Irish Legal Heritage: The Ballot Act of 1872

Statue of Charles
Stewart Parnell
in Dublin

The secret ballot was introduced in Britain and Ireland in July 1972 by the Ballot Act of 1872, with the aim of mitigating the effects of bribery, intimidation, and coercion in elections.

Section 2 of the Act outlined the new procedure for voting, which provided for voters to “secretly” mark their vote, and to fold it up “to conceal his vote” before placing it in a closed ballot box. While the ballot was “not absolutely secret” due to the fact that voter numbers allowed “an elector’s name and vote” to be correlated “in the event of a petition” (Crook and Crook, 2007), this electoral reform was revolutionary – not least in Ireland.

The issue of coercion in Ireland was discussed during the second reading of the bill, where Liberal MP Edward Leatham said that the deplorable “mob intimidation in Ireland” constituted “deliberate and organised interference with freedom of election”. Leatham’s description of the situation is worth setting out in full:

“Tenant-farmers are collected by the estate agent, in some instances many days before the election, placed upon strings of cars, handed over to the military, escorted as prisoners, or believing themselves to be prisoners, by horse, foot, and artillery, and all the imposing paraphernalia of an army in occupation of an enemy’s country, to the polling-place, kept therein forced custody and with locked doors until the day of poll, not even permitted to avail themselves of the ministrations of religion, and then finally polled in the presence of the landlord or the agent.”

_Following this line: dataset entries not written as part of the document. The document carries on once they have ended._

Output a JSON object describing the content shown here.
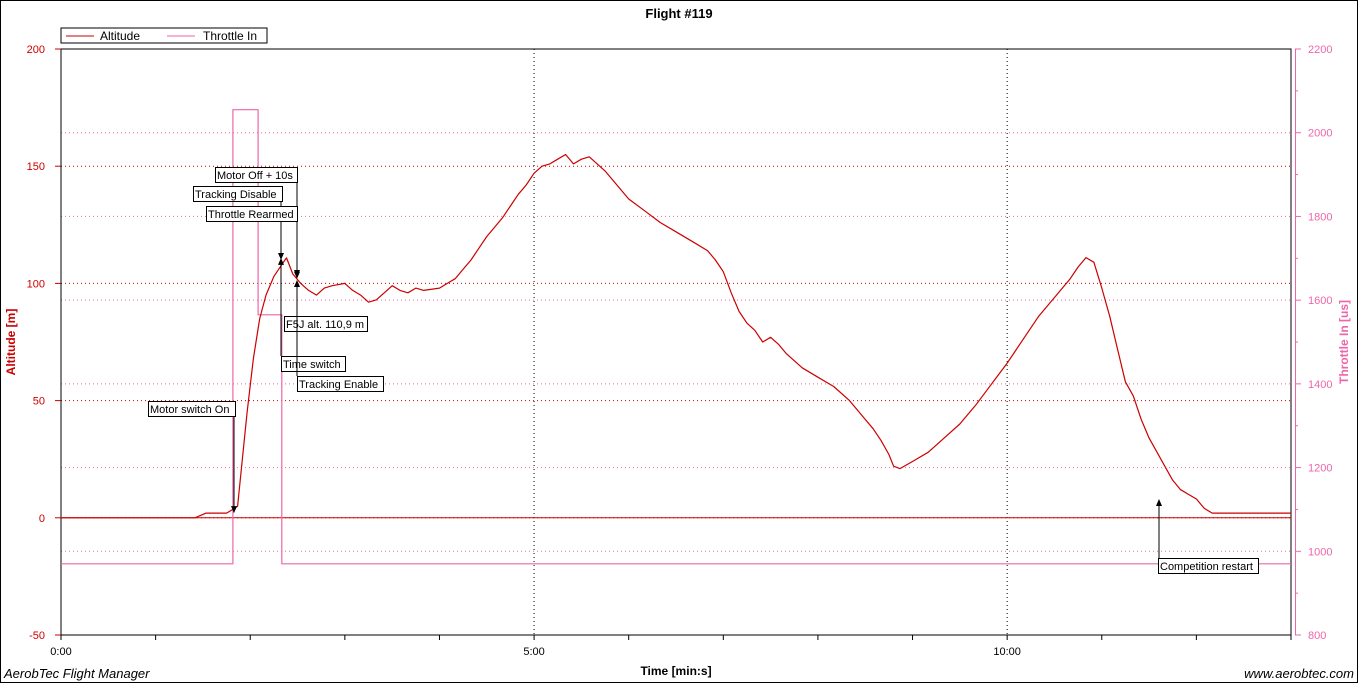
{
  "chart_data": {
    "type": "line",
    "title": "Flight #119",
    "xlabel": "Time [min:s]",
    "ylabel_left": "Altitude [m]",
    "ylabel_right": "Throttle In [us]",
    "xlim_seconds": [
      0,
      780
    ],
    "ylim_left": [
      -50,
      200
    ],
    "ylim_right": [
      800,
      2200
    ],
    "x_ticks": [
      "0:00",
      "5:00",
      "10:00"
    ],
    "y_ticks_left": [
      "200",
      "150",
      "100",
      "50",
      "0",
      "-50"
    ],
    "y_ticks_right": [
      "2200",
      "2000",
      "1800",
      "1600",
      "1400",
      "1200",
      "1000",
      "800"
    ],
    "grid": "dotted",
    "legend_position": "top-left",
    "colors": {
      "altitude": "#cc0000",
      "throttle": "#ee66aa"
    },
    "series": [
      {
        "name": "Altitude",
        "axis": "left",
        "points": [
          [
            0,
            0
          ],
          [
            60,
            0
          ],
          [
            85,
            0
          ],
          [
            92,
            2
          ],
          [
            105,
            2
          ],
          [
            110,
            4
          ],
          [
            112,
            5
          ],
          [
            118,
            45
          ],
          [
            122,
            68
          ],
          [
            126,
            85
          ],
          [
            130,
            95
          ],
          [
            135,
            103
          ],
          [
            140,
            108
          ],
          [
            143,
            110.9
          ],
          [
            147,
            104
          ],
          [
            152,
            100
          ],
          [
            157,
            97
          ],
          [
            162,
            95
          ],
          [
            167,
            98
          ],
          [
            172,
            99
          ],
          [
            180,
            100
          ],
          [
            185,
            97
          ],
          [
            190,
            95
          ],
          [
            195,
            92
          ],
          [
            200,
            93
          ],
          [
            205,
            96
          ],
          [
            210,
            99
          ],
          [
            215,
            97
          ],
          [
            220,
            96
          ],
          [
            225,
            98
          ],
          [
            230,
            97
          ],
          [
            240,
            98
          ],
          [
            245,
            100
          ],
          [
            250,
            102
          ],
          [
            255,
            106
          ],
          [
            260,
            110
          ],
          [
            265,
            115
          ],
          [
            270,
            120
          ],
          [
            275,
            124
          ],
          [
            280,
            128
          ],
          [
            285,
            133
          ],
          [
            290,
            138
          ],
          [
            295,
            142
          ],
          [
            300,
            147
          ],
          [
            305,
            150
          ],
          [
            310,
            151
          ],
          [
            315,
            153
          ],
          [
            320,
            155
          ],
          [
            325,
            151
          ],
          [
            330,
            153
          ],
          [
            335,
            154
          ],
          [
            340,
            151
          ],
          [
            345,
            148
          ],
          [
            350,
            144
          ],
          [
            355,
            140
          ],
          [
            360,
            136
          ],
          [
            370,
            131
          ],
          [
            380,
            126
          ],
          [
            390,
            122
          ],
          [
            400,
            118
          ],
          [
            410,
            114
          ],
          [
            415,
            110
          ],
          [
            420,
            105
          ],
          [
            425,
            96
          ],
          [
            430,
            88
          ],
          [
            435,
            83
          ],
          [
            440,
            80
          ],
          [
            445,
            75
          ],
          [
            450,
            77
          ],
          [
            455,
            74
          ],
          [
            460,
            70
          ],
          [
            470,
            64
          ],
          [
            480,
            60
          ],
          [
            490,
            56
          ],
          [
            500,
            50
          ],
          [
            510,
            42
          ],
          [
            515,
            38
          ],
          [
            520,
            33
          ],
          [
            525,
            27
          ],
          [
            528,
            22
          ],
          [
            532,
            21
          ],
          [
            540,
            24
          ],
          [
            550,
            28
          ],
          [
            560,
            34
          ],
          [
            570,
            40
          ],
          [
            580,
            48
          ],
          [
            590,
            57
          ],
          [
            600,
            66
          ],
          [
            610,
            76
          ],
          [
            620,
            86
          ],
          [
            630,
            94
          ],
          [
            640,
            102
          ],
          [
            645,
            107
          ],
          [
            650,
            111
          ],
          [
            655,
            109
          ],
          [
            660,
            98
          ],
          [
            665,
            86
          ],
          [
            670,
            72
          ],
          [
            675,
            58
          ],
          [
            680,
            52
          ],
          [
            685,
            42
          ],
          [
            690,
            34
          ],
          [
            695,
            28
          ],
          [
            700,
            22
          ],
          [
            705,
            16
          ],
          [
            710,
            12
          ],
          [
            715,
            10
          ],
          [
            720,
            8
          ],
          [
            725,
            4
          ],
          [
            730,
            2
          ],
          [
            740,
            2
          ],
          [
            760,
            2
          ],
          [
            780,
            2
          ]
        ]
      },
      {
        "name": "Throttle In",
        "axis": "right",
        "points": [
          [
            0,
            970
          ],
          [
            109,
            970
          ],
          [
            109,
            2055
          ],
          [
            125,
            2055
          ],
          [
            125,
            1565
          ],
          [
            140,
            1565
          ],
          [
            140,
            970
          ],
          [
            780,
            970
          ]
        ]
      }
    ],
    "reference_lines": [
      {
        "axis": "left",
        "value": 0
      }
    ],
    "annotations": [
      {
        "text": "Motor switch On",
        "t": 110,
        "alt": 2
      },
      {
        "text": "Tracking Disable",
        "t": 140,
        "alt": 110
      },
      {
        "text": "Motor Off + 10s",
        "t": 150,
        "alt": 102
      },
      {
        "text": "Throttle Rearmed",
        "t": 142,
        "alt": 108
      },
      {
        "text": "F5J alt. 110,9 m",
        "t": 143,
        "alt": 110.9
      },
      {
        "text": "Time switch",
        "t": 140,
        "alt": 110
      },
      {
        "text": "Tracking Enable",
        "t": 150,
        "alt": 100
      },
      {
        "text": "Competition restart",
        "t": 697,
        "alt": 8
      }
    ]
  },
  "footer": {
    "left": "AerobTec Flight Manager",
    "right": "www.aerobtec.com"
  }
}
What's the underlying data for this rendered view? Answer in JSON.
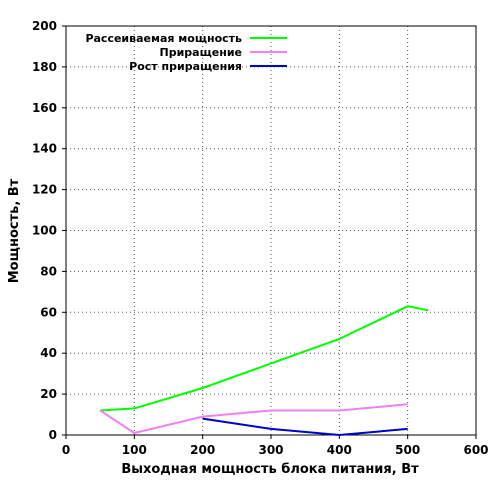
{
  "chart_data": {
    "type": "line",
    "title": "",
    "xlabel": "Выходная мощность блока питания, Вт",
    "ylabel": "Мощность, Вт",
    "xlim": [
      0,
      600
    ],
    "ylim": [
      0,
      200
    ],
    "x_ticks": [
      "0",
      "100",
      "200",
      "300",
      "400",
      "500",
      "600"
    ],
    "y_ticks": [
      "0",
      "20",
      "40",
      "60",
      "80",
      "100",
      "120",
      "140",
      "160",
      "180",
      "200"
    ],
    "grid": true,
    "legend_position": "top-left",
    "series": [
      {
        "name": "Рассеиваемая мощность",
        "color": "#00ff00",
        "points": [
          [
            50,
            12
          ],
          [
            100,
            13
          ],
          [
            200,
            23
          ],
          [
            300,
            35
          ],
          [
            400,
            47
          ],
          [
            500,
            63
          ],
          [
            530,
            61
          ]
        ]
      },
      {
        "name": "Приращение",
        "color": "#ee82ee",
        "points": [
          [
            50,
            12
          ],
          [
            100,
            1
          ],
          [
            200,
            9
          ],
          [
            300,
            12
          ],
          [
            400,
            12
          ],
          [
            500,
            15
          ]
        ]
      },
      {
        "name": "Рост приращения",
        "color": "#0000cc",
        "points": [
          [
            200,
            8
          ],
          [
            300,
            3
          ],
          [
            400,
            0
          ],
          [
            500,
            3
          ]
        ]
      }
    ]
  }
}
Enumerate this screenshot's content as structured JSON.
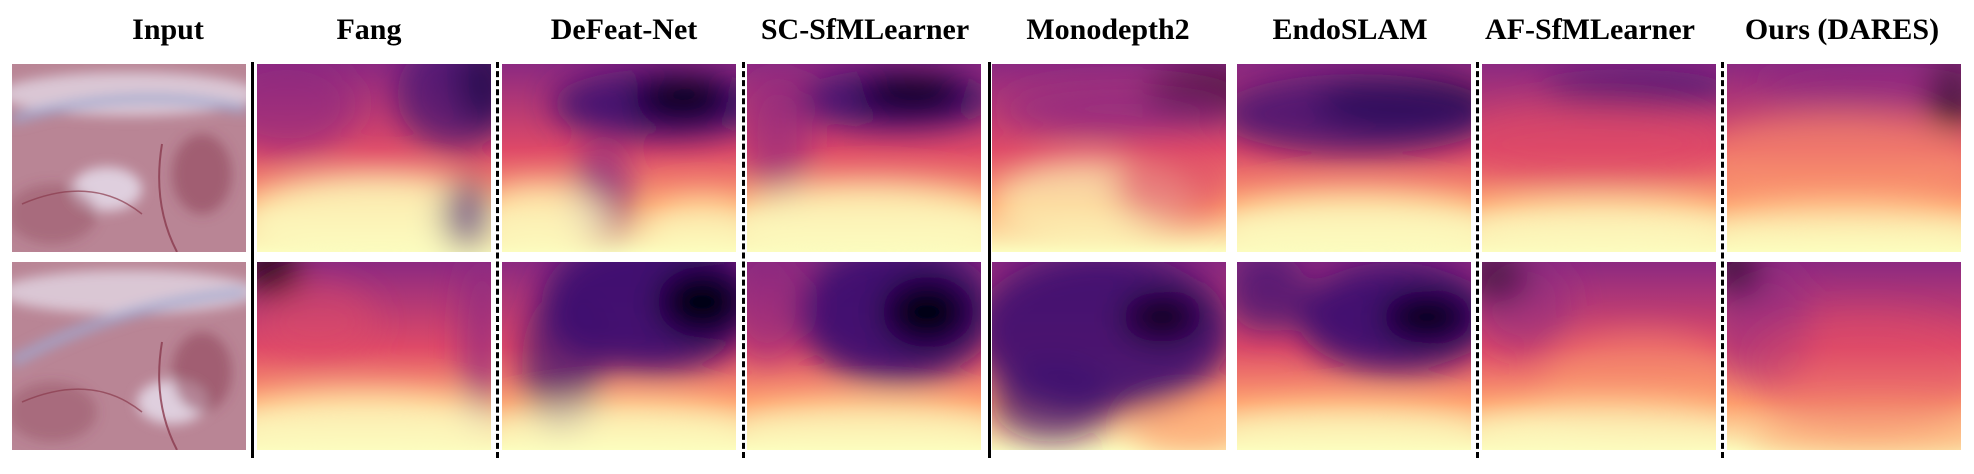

One important beneficiary of the secret ballot in Ireland is said to have been Charles Stewart Parnell, who was first elected as a member of the House of Commons in in 1875. While there is disagreement as to the extent to which the Act assisted Parnell’s success, the introduction of the secret ballot meant that “it was not so easy to drive electors like swine to the market” (O’Neill Daunt, cited in Hurst, 1965), and the Irish voter was no longer “powerless against the intimidation of his social superiors”.